Die Vorstellung, man müsse nur genügend Neuronen zusammenschalten um Bewusstsein zu generieren, ist die logische Folge.
Hier zeigt sich auch der Mangel einer wirklichen Erklärung des Paradigmas der Selbstorganisation. Sie ist ein empirisches Phänomen, für das es keine kausale Erklärung gibt.


Selbstorganisation wird lediglich als empirisches Phänomen beschrieben, wie es aber dazu kommt, weiß man nicht. Ein Mangel ist auch, dass man physikalische Theorien, wie die der dynamischen Systeme [3] auch auf lebende Systeme anwendet, ohne einen Unterschied zu machen. Man ontologisiert hier physikalische Gesetzmäßigkeiten für das Lebendige.

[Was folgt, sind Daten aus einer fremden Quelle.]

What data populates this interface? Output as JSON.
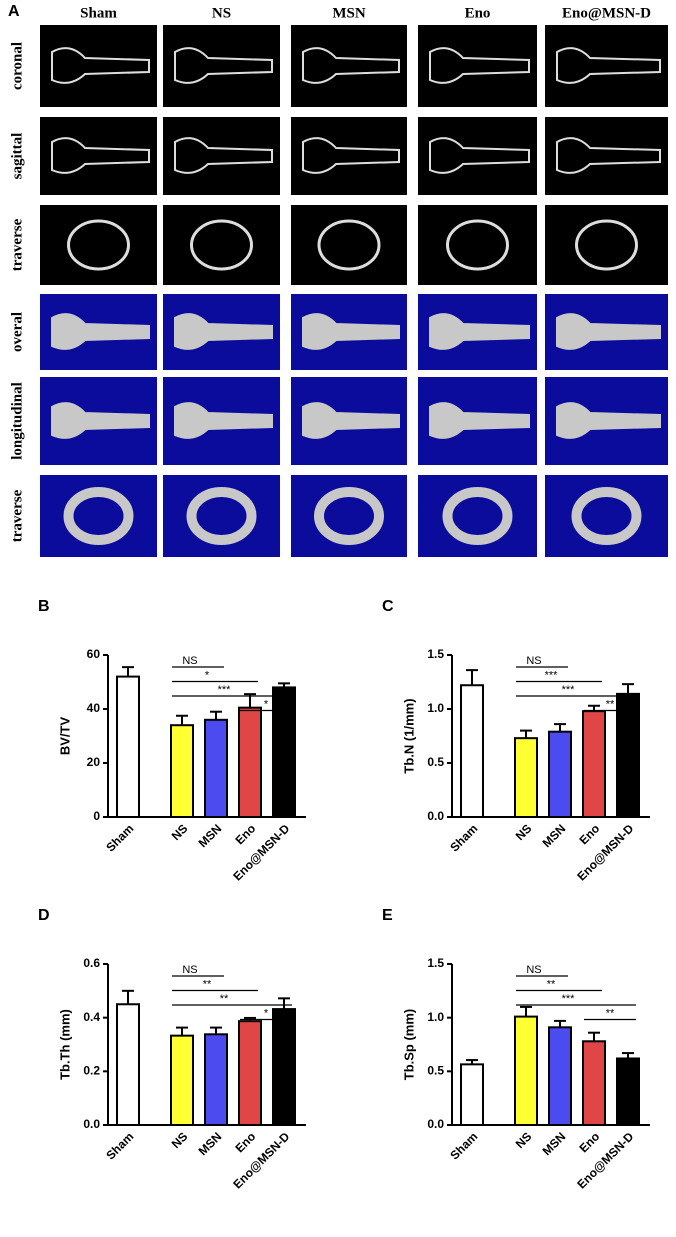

Eine solche Ontologisierung gilt nur für Systeme mit sehr großen Populationen, bei denen es um statistische Werte geht und bei denen die individuellen Freiheitsgrade zu vernachlässigen sind. Bei allen Systemen, bei denen der individuelle Freiheitsgrad größer ist, als die gegen ihn wirkende Kraft, muss die Eigendynamik lebender Agenten einbezogen werden. M.a.W., es gibt einen prinzipiellen Unterschied zwischen unbelebter und belebter Materie, der in der Organisation von Systemen ontologisch berücksichtigt werden muss.
Die eingangs aufgeworfenen Fragen lauten unter dieser Voraussetzung, wie funktionieren Schwärme und wie orientieren sie sich.
Dafür suchen wir nach Prinzipien, die wir auf allgemeiner Ebene systemtheoretisch formulieren können.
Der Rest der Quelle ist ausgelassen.